Again, British Prime Minister Theresa May survived a no-confidence vote in Parliament on Wednesday to remain in office but saw more of her power slip away as she battled to keep Brexit on track after lawmakers demolished her European Union divorce deal.
May won a narrow victory, 325 votes to 306 votes, on an opposition motion seeking to topple her government and trigger a general election. Now it’s back to Brexit, where May is caught between the rock of her own red lines and the hard place of a Parliament that wants to force a radical change of course.
After winning the vote, May promised to hold talks with leaders of opposition parties and other lawmakers, starting immediately, in a bid to find a way forward for Britain’s EU exit.
May, who leads a divided Parliament and a gridlocked Brexit process, said she was staying put. May said an election “would deepen division when we need unity, it would bring chaos when we need certainty, and it would bring delay when we need to move forward.”

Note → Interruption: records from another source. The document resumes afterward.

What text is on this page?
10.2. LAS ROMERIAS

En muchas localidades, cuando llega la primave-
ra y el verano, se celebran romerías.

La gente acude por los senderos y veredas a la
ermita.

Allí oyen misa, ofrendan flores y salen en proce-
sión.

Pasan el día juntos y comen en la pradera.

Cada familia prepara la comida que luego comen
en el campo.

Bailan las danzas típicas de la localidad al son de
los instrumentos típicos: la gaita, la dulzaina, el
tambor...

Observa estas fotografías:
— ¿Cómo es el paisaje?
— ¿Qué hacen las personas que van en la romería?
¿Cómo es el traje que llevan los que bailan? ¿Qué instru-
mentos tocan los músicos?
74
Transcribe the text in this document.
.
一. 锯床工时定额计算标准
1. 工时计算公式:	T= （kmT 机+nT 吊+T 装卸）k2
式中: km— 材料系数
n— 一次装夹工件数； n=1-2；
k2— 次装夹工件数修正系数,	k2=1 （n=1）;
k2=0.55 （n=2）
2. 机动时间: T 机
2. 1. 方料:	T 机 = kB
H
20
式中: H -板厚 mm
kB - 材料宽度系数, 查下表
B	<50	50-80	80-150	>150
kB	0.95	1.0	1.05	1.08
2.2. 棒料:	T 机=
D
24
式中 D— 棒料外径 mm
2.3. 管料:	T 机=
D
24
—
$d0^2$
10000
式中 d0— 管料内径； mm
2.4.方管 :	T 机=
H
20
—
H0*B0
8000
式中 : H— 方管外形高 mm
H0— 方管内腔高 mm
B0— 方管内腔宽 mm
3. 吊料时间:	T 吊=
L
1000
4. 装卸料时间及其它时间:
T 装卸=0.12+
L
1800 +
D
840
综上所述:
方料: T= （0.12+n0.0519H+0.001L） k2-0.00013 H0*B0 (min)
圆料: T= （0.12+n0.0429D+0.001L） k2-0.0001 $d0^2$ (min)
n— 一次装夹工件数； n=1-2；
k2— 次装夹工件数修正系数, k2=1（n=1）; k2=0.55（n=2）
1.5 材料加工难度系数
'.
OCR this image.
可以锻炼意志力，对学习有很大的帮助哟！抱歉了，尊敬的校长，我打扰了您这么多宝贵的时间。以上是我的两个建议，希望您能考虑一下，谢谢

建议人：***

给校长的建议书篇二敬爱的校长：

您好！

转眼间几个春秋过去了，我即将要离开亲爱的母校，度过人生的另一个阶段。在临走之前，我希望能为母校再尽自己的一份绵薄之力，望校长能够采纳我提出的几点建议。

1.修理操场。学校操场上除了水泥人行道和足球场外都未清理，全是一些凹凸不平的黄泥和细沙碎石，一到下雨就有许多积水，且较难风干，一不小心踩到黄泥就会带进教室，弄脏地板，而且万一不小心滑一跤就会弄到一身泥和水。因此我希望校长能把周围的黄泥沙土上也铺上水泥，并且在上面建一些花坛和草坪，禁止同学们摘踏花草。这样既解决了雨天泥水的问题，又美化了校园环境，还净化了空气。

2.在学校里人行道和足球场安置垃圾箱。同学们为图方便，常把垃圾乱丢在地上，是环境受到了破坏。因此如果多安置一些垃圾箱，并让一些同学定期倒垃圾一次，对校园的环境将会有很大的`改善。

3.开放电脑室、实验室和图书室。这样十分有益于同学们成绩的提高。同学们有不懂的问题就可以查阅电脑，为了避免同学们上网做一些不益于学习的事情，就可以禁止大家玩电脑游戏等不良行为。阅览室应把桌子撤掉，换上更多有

The government survived Wednesday’s vote with support from May’s Conservative Party and its Northern Irish ally, the Democratic Unionist Party. Many pro-Brexit Conservatives who voted against May’s deal, backed her in the no-confidence vote to avoid an election that could bring a left-wing Labour government to power.
Had the government lost, Britain would have faced a snap election within weeks, just before the country is due to leave the European Union on March 29.